Platform credentials
We publish through the official Webflow, WordPress, Shopify, and Wix APIs using scoped authorization. We request only the permissions needed to map collections and publish articles, and you can revoke access at any time from your account.
Access controls
Internal access to production systems is restricted on a need-to-know basis. Enterprise plans add SSO and audit logs for organizations that require centralized access management and traceability.
Infrastructure
The service runs on reputable cloud infrastructure with isolated environments, regular patching, and monitoring.
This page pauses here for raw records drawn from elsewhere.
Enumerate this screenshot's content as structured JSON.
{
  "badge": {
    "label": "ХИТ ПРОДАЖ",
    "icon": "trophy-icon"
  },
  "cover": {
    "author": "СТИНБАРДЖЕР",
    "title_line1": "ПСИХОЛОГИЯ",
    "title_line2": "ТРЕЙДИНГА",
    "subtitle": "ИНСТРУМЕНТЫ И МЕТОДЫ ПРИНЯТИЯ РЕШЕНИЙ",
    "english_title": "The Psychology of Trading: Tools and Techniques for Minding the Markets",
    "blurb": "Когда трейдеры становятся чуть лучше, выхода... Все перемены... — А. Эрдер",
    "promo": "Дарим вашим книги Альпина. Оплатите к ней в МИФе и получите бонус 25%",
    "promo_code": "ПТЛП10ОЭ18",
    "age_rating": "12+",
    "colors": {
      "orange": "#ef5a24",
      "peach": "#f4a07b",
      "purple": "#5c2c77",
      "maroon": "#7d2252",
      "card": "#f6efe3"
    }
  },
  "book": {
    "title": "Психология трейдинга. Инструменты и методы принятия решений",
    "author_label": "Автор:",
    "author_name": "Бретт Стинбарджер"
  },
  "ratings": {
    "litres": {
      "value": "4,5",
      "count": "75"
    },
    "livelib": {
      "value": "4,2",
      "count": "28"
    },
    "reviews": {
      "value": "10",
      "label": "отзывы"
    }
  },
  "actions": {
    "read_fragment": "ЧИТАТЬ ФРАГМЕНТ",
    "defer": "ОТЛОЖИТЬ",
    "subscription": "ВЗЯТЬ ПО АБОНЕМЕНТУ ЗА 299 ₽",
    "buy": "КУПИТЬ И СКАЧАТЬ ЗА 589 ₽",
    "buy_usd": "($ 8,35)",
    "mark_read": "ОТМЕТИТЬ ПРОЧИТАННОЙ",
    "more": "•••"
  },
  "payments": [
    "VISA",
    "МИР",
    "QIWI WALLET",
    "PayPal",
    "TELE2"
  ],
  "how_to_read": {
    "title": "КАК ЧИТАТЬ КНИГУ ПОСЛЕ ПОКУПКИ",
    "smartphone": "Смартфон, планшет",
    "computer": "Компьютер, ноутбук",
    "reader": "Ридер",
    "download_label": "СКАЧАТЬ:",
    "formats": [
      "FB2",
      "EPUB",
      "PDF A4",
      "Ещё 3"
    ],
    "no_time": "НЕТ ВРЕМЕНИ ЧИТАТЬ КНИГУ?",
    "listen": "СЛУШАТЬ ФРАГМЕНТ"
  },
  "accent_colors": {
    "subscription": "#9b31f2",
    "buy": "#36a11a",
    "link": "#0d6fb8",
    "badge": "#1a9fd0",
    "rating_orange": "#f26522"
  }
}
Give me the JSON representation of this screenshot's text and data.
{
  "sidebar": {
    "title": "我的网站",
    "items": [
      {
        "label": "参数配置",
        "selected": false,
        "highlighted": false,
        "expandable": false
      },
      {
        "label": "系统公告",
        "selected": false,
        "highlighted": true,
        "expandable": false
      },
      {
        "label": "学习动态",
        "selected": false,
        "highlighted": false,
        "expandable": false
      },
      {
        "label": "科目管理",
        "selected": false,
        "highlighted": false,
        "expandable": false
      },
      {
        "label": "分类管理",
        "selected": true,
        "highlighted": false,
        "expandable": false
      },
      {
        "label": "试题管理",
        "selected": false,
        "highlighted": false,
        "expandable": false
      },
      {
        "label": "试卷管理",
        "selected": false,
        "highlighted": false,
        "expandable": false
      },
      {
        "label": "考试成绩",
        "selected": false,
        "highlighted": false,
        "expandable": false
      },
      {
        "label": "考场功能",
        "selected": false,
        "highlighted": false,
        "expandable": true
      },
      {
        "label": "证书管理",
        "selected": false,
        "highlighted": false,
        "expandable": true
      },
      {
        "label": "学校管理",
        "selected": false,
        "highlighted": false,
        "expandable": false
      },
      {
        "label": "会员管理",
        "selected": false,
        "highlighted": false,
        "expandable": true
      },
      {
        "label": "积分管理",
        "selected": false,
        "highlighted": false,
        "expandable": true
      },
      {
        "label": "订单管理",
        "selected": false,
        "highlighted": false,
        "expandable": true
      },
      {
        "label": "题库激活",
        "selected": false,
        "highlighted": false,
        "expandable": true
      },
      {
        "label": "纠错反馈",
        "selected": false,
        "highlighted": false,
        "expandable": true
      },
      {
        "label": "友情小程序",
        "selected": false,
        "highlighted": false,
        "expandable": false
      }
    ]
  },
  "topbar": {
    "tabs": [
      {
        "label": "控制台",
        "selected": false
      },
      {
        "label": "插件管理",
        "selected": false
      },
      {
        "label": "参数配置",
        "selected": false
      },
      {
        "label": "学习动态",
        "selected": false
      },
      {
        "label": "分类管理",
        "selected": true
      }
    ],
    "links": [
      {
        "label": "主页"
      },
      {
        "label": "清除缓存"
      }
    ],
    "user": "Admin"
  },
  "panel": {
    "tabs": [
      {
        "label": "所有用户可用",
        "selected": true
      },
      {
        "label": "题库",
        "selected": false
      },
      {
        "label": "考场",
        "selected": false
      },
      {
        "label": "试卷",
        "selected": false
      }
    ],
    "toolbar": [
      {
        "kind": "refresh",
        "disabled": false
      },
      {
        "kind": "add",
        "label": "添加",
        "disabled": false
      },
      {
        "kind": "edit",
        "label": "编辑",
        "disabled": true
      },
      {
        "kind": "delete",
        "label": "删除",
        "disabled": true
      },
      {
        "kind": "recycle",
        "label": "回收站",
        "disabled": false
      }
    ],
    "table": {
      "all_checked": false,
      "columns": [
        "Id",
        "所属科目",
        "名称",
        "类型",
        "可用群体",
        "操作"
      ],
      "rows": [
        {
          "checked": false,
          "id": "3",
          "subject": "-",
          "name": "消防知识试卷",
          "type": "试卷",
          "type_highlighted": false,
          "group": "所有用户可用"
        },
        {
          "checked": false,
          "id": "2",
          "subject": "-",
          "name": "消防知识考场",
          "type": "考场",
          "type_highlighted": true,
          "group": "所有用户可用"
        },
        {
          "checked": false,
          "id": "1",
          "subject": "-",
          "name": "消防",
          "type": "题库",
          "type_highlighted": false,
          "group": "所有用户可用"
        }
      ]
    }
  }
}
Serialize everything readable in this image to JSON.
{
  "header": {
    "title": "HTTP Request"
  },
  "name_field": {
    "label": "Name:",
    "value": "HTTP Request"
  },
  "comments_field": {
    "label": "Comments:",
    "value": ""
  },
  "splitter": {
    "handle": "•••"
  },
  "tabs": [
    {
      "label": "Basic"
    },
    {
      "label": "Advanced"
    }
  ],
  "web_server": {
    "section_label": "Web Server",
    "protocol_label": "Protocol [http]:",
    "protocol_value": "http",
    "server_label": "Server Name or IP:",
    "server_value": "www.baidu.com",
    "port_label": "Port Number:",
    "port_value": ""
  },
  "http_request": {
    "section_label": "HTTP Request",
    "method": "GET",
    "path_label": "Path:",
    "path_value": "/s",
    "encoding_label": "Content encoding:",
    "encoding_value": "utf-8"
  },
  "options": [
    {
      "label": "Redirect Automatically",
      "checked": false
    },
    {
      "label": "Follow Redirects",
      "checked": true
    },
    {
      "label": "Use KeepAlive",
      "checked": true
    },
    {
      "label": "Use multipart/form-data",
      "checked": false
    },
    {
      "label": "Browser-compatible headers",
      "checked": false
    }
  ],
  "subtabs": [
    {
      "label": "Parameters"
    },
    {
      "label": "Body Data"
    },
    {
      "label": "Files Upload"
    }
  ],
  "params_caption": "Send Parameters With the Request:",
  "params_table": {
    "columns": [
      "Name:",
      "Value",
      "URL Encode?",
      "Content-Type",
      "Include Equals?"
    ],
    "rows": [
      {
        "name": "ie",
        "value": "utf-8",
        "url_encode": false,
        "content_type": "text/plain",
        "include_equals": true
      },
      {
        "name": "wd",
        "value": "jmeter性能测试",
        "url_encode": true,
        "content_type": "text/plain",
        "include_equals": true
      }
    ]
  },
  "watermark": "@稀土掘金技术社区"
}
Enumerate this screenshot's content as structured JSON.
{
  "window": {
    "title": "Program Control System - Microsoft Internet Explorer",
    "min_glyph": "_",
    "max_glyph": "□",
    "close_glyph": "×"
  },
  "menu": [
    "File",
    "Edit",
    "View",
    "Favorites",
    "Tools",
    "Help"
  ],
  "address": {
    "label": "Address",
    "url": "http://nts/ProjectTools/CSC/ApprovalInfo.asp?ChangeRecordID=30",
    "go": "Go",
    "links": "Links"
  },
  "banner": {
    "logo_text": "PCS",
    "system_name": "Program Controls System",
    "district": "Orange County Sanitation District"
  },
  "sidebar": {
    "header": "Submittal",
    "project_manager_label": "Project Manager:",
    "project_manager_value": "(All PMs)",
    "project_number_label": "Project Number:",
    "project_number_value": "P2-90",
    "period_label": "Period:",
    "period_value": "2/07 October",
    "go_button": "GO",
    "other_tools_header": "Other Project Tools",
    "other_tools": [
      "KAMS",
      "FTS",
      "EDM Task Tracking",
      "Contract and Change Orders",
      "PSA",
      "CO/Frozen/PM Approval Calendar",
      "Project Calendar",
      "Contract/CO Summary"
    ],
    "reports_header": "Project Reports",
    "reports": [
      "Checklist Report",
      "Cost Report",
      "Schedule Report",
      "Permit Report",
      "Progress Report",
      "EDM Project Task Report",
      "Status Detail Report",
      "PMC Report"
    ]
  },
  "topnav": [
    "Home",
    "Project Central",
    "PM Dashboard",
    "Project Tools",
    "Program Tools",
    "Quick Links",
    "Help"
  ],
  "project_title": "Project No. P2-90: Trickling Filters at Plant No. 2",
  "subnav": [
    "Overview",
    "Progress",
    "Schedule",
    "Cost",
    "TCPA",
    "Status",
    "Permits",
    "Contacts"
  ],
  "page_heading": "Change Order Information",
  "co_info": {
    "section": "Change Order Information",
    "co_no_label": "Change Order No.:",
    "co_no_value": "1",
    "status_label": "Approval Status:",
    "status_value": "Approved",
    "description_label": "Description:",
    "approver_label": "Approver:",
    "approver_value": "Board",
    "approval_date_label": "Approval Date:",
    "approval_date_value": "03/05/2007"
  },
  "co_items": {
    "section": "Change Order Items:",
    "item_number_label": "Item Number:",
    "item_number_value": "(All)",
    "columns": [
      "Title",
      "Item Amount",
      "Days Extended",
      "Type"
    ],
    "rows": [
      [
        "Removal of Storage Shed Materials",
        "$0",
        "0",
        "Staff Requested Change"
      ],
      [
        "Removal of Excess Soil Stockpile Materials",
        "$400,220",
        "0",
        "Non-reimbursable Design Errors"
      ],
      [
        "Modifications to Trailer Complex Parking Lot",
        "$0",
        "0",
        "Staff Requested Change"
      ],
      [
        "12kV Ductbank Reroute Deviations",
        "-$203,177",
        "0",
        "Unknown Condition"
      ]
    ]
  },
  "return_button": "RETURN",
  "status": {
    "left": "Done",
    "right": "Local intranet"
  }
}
We review our dependencies and configuration for known vulnerabilities.
Responsible disclosure
If you believe you’ve found a security vulnerability, please report it to hello@harperflow.io. We investigate all credible reports promptly and ask that you give us a reasonable opportunity to remediate before public disclosure.
Incident response
We maintain procedures to detect, investigate, and respond to security incidents, and we will notify affected users where required by law.